Would you care to share your clone recipe of Ballantine?
I intend to do that, definitely.
In the meantime, the formula given in the recent BYO article looks to be a fairly good starting point and is remarkably in sync with one of the recipes I came up with independently. Which brings me to...
The only problem I have in posting my own take on it really is deciding which one to post...I've played around with formulas for this brew for a
very long time (the original was in fact still being made when I first started to try and clone it). As a result, oddly enough I have come up with at least 4 distinctly different formulations that (to me anyway) come very close to the character of the brew that I drank so much of in the late 60's/early 70's. Some of the experiments stay fairly close to what I have been able to turn up about the original beer, and other stabs at it definitely stray from the original formula and yet still manage to recreate the character pretty convincingly.

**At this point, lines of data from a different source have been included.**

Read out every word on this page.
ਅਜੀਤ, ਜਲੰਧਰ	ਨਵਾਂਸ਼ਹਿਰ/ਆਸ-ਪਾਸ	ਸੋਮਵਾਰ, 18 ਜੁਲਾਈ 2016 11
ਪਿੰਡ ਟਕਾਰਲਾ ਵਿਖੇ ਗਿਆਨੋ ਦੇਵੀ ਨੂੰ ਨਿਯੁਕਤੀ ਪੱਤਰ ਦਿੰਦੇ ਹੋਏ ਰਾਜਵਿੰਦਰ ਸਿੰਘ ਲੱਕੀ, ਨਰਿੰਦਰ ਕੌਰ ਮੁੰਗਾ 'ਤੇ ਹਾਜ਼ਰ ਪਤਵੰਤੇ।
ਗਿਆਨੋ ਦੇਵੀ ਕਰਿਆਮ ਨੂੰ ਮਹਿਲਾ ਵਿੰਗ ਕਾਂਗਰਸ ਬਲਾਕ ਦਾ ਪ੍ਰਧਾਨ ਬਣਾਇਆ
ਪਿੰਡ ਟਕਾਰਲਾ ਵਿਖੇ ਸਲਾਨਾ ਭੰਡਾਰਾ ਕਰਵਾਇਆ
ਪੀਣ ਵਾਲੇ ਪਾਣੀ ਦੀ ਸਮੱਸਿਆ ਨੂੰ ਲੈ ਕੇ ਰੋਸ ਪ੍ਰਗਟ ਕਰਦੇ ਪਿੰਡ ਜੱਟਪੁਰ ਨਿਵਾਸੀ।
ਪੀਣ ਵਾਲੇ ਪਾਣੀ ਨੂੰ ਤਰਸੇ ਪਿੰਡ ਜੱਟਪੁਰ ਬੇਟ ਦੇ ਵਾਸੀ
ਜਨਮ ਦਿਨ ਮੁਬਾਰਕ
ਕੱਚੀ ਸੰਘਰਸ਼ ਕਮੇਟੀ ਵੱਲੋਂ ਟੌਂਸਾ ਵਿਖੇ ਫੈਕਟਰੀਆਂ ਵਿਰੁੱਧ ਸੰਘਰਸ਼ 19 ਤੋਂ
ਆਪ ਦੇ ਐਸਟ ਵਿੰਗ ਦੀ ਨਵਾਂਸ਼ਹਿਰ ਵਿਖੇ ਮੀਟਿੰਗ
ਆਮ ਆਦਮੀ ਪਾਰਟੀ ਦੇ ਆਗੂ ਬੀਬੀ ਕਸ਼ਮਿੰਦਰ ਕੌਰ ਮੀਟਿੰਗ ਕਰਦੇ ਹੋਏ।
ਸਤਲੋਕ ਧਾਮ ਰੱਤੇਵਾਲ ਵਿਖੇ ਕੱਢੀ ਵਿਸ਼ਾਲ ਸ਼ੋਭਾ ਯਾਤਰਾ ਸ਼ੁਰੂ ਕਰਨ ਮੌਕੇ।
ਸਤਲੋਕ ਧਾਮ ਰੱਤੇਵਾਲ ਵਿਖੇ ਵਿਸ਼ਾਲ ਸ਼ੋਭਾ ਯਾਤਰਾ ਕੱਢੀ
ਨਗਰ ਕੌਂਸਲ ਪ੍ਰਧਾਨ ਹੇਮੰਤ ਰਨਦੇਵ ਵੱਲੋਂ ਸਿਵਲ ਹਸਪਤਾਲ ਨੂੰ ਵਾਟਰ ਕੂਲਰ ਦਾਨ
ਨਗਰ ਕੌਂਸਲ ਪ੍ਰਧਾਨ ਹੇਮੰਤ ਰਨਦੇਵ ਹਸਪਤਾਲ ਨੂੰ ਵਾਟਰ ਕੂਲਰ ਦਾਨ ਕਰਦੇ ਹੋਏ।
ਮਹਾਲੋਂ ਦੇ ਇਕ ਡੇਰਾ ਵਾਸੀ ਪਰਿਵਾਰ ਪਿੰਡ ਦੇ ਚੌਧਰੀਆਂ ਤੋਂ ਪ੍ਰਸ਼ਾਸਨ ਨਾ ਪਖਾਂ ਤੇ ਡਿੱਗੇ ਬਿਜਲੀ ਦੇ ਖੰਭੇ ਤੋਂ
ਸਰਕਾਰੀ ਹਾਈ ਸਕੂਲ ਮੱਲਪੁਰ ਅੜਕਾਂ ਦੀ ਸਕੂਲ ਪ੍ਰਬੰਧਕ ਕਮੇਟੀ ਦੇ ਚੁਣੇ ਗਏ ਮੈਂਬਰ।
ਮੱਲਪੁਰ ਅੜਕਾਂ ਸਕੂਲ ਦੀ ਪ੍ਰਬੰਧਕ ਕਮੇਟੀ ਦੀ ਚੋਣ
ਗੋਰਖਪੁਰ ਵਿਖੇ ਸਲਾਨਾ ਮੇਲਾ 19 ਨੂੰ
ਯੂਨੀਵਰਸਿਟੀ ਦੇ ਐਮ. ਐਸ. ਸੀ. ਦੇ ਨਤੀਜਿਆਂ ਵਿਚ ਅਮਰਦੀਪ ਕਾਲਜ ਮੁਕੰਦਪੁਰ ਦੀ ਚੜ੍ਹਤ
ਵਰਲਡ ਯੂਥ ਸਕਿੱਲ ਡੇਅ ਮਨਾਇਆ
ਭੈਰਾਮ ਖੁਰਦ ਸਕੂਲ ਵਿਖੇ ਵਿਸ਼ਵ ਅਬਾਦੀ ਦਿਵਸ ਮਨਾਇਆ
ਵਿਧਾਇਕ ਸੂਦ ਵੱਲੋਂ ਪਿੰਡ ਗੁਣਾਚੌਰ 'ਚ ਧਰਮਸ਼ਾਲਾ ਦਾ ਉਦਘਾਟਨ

However the two constants (and absolute musts) for
truly recreating this beer, are the year of aging
and the combination dry hopping and dosing with distilled aromatic hop oil that happens in the final month or two of the long aging. It still impresses me that a large brewery gave so much attention 40-50 years ago to what was certainly a niche product for them...and that the new commercial brewers have only fairly recently turned attention to proper, long aging of certain beers.
In any case, I am also working on an extended and fairly in-depth piece that discusses this beer at length ...hopefully it will find its way into print somewhere eventually.